Cette dernière se sent envahie par une joie enfantine. Elle hume à pleins poumons les exhalaisons de cette parfumerie champêtre de fin de septembre.

Narcisse, transi par une terreur amoureuse, a la langue collée au palais. Seulement, de temps en temps, il commande machinalement, l’esprit ailleurs :

— Hue la grise ! Ia la grise ! Marche don !

Et il retombe dans la profondeur de ses pensées.

— Qu’a est belle ! se dit-il.

Cette femme, qui le frôle de si près, lui apparaît comme une pomme succulente dont le carmin tranche à ravir sur le vert des feuilles frissonnantes, ou encore comme une tomate sanguinolente que l’on souhaite croquer avec gourmandise.

Vingt fois, lui trouvant l’air si bon enfant et des appâts si tentants, il fut sur le point de hasarder une nouvelle déclaration de son feu ; vingt fois le souvenir cuisant de sa dernière rebuffade lui cloua hermétiquement les lèvres.

Un cri strident et prolongé fit dresser les oreilles de la grise, et augmenter, l’allure de ses longues jambes flexibles.

Le train arrivait.

— Dépêchons-nous ! s’écria Marie Calumet alarmée.

La barouche, heureusement, n’était plus qu’à une centaine de verges de la gare.

En arrivant, la fille engagère du curé se jeta en bas, plutôt qu’elle ne descendit de voiture. Elle fit irruption dans la gare, nom pompeux et sonore pour désigner une cabane à lapins, puant la crasse et le graillon.

— Mon ticket ! mon ticket ! vite pour l’amour du bon Dieu !

— Où allez-vous ? lui répondit l’employé remplissant la triple fonction de télégraphiste, de balayeur, et de préposé aux billets.

— Ousque j’vas, mais à Moréal.

— En v’là une bonne, pensa-t-elle. Mais est-ce que tout le monde sait pas que j’men vas à Moréal ?

— Première ou deuxième ?

— Hein ! quoi ?

— Voulez-vous un ticket de première classe ou de deuxième classe.

C’est pas malin.

— Ça coûte-tu meilleur marché en deuxième classe ?

— Naturellement.

— Donnez-moé-z-en un de deuxième classe.

Trois ou quatre paysans prenaient le train pour la Petite Misère, la Déchirure, la Vesse Bleue, Vide Poche.

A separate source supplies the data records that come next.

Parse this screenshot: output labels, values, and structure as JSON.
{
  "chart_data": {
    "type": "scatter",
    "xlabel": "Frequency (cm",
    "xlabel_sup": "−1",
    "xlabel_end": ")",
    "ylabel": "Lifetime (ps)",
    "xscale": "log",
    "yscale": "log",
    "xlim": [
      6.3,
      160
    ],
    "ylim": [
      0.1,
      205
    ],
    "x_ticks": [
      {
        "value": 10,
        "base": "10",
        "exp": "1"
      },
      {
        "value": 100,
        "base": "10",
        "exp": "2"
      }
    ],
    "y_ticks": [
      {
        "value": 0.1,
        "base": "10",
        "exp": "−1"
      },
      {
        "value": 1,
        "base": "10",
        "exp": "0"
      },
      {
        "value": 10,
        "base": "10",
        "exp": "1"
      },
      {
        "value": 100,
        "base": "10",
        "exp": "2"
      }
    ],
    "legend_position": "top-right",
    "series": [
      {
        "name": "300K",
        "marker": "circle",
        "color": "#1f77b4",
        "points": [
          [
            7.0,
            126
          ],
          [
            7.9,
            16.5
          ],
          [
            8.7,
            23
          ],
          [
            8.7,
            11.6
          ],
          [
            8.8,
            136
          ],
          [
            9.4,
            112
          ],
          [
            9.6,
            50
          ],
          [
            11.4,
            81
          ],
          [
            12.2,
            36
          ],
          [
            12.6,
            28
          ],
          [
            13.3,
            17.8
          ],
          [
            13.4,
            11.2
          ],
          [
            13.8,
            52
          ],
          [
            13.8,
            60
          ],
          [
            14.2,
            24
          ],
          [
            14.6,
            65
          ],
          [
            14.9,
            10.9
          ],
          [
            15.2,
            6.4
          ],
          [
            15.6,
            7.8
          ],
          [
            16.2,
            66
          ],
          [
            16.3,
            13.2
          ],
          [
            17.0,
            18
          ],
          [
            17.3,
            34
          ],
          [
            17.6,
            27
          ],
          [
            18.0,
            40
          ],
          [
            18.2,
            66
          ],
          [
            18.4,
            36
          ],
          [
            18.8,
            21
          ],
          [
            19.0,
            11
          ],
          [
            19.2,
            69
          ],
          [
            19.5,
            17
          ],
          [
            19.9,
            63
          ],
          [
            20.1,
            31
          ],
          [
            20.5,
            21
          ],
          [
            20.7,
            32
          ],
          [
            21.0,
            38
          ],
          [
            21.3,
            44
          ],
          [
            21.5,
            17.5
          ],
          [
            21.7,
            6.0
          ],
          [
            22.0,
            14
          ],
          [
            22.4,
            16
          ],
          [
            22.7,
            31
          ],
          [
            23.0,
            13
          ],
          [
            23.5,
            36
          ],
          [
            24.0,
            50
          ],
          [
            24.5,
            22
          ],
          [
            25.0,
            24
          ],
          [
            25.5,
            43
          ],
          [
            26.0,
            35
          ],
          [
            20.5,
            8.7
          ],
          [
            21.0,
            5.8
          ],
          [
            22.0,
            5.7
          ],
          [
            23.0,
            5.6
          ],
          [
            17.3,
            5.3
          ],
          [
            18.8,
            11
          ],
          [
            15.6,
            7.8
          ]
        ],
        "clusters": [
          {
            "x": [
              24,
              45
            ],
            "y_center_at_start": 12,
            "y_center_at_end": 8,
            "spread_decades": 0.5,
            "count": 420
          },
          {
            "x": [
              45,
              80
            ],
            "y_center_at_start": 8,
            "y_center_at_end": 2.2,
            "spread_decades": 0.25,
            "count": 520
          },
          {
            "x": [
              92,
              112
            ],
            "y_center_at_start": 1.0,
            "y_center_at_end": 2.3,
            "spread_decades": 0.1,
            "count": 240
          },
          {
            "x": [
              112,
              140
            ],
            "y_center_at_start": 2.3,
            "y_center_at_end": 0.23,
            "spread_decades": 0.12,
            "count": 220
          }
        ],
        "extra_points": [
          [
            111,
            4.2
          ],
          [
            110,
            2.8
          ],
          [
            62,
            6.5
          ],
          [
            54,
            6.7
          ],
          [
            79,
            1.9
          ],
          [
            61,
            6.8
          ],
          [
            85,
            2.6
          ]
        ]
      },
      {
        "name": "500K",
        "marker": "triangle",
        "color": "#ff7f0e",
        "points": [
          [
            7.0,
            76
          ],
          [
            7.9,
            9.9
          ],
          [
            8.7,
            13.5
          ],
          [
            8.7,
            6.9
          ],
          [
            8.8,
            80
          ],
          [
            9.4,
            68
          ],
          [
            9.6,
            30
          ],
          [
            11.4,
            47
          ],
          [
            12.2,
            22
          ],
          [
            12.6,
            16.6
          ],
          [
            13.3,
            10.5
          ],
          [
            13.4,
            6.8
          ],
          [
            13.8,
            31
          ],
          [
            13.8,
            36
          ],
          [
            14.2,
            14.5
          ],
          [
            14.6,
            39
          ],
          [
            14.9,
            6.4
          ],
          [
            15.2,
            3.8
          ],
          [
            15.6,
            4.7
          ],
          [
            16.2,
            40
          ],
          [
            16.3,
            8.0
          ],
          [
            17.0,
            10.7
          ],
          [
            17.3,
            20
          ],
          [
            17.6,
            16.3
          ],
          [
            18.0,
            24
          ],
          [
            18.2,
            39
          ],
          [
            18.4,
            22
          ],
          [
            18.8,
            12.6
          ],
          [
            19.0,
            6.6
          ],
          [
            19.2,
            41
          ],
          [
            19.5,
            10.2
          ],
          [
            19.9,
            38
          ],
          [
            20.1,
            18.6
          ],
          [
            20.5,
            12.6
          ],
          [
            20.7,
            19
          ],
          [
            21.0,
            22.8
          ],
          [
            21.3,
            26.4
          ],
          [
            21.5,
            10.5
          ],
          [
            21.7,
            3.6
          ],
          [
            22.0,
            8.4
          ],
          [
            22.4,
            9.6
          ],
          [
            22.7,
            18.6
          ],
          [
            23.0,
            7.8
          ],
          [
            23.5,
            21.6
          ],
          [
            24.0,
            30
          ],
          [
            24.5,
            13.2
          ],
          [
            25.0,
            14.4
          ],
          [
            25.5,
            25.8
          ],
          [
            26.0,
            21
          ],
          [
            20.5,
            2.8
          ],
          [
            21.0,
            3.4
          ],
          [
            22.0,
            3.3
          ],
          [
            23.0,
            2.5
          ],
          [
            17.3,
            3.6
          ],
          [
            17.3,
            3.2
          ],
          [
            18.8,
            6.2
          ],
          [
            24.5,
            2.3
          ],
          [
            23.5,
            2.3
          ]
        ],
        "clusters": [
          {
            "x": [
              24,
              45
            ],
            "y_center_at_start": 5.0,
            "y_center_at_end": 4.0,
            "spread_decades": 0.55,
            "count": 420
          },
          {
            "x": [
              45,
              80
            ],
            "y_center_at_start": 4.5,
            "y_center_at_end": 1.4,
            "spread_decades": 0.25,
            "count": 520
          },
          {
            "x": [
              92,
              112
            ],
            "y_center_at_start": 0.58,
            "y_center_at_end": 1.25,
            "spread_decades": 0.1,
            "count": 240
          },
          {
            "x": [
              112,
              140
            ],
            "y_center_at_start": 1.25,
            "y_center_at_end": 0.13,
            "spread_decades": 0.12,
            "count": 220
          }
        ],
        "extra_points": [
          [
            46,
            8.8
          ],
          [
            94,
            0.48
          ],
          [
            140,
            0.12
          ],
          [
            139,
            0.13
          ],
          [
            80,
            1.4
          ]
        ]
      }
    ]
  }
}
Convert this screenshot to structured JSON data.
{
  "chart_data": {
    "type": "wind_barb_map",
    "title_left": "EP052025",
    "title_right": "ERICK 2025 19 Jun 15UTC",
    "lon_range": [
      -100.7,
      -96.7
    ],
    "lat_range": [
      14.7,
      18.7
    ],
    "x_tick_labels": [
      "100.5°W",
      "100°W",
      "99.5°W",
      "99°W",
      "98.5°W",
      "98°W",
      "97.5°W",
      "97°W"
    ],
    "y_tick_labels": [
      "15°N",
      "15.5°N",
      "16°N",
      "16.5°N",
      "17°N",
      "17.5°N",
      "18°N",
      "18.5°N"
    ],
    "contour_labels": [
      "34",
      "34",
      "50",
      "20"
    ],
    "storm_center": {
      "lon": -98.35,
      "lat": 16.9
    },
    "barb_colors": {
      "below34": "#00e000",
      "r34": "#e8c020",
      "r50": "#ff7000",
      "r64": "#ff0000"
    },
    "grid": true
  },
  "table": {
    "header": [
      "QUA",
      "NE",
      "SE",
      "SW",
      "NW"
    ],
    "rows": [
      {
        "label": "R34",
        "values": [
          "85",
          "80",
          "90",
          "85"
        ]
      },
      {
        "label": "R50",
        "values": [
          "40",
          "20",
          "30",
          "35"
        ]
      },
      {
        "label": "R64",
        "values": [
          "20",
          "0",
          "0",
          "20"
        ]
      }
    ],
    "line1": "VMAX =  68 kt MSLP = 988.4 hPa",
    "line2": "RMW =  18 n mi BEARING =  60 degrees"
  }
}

Ils trépignaient d’impatience.

Le train arrivait.

Narcisse, en dépit de sa galanterie indiscutable, n’avait pu rejoindre à temps la ménagère du curé dans sa course au ticket.

Il était bien résolu, cependant, de jouer tous ses atouts. Voilà pourquoi, empressé, il s’élança sur les talons de la campagnarde en destination pour la ville, et l’aida à monter le marchepied, sans oublier le sac en tapis.

Cinq minutes plus tard, le train se mettait en branle.

Lorsque le convoi ne fut plus qu’un point noir dans le lointain, Narcisse retourna à sa barouche en essuyant, du revers de la main, une larme venue seule sans qu’il s’en fût douté.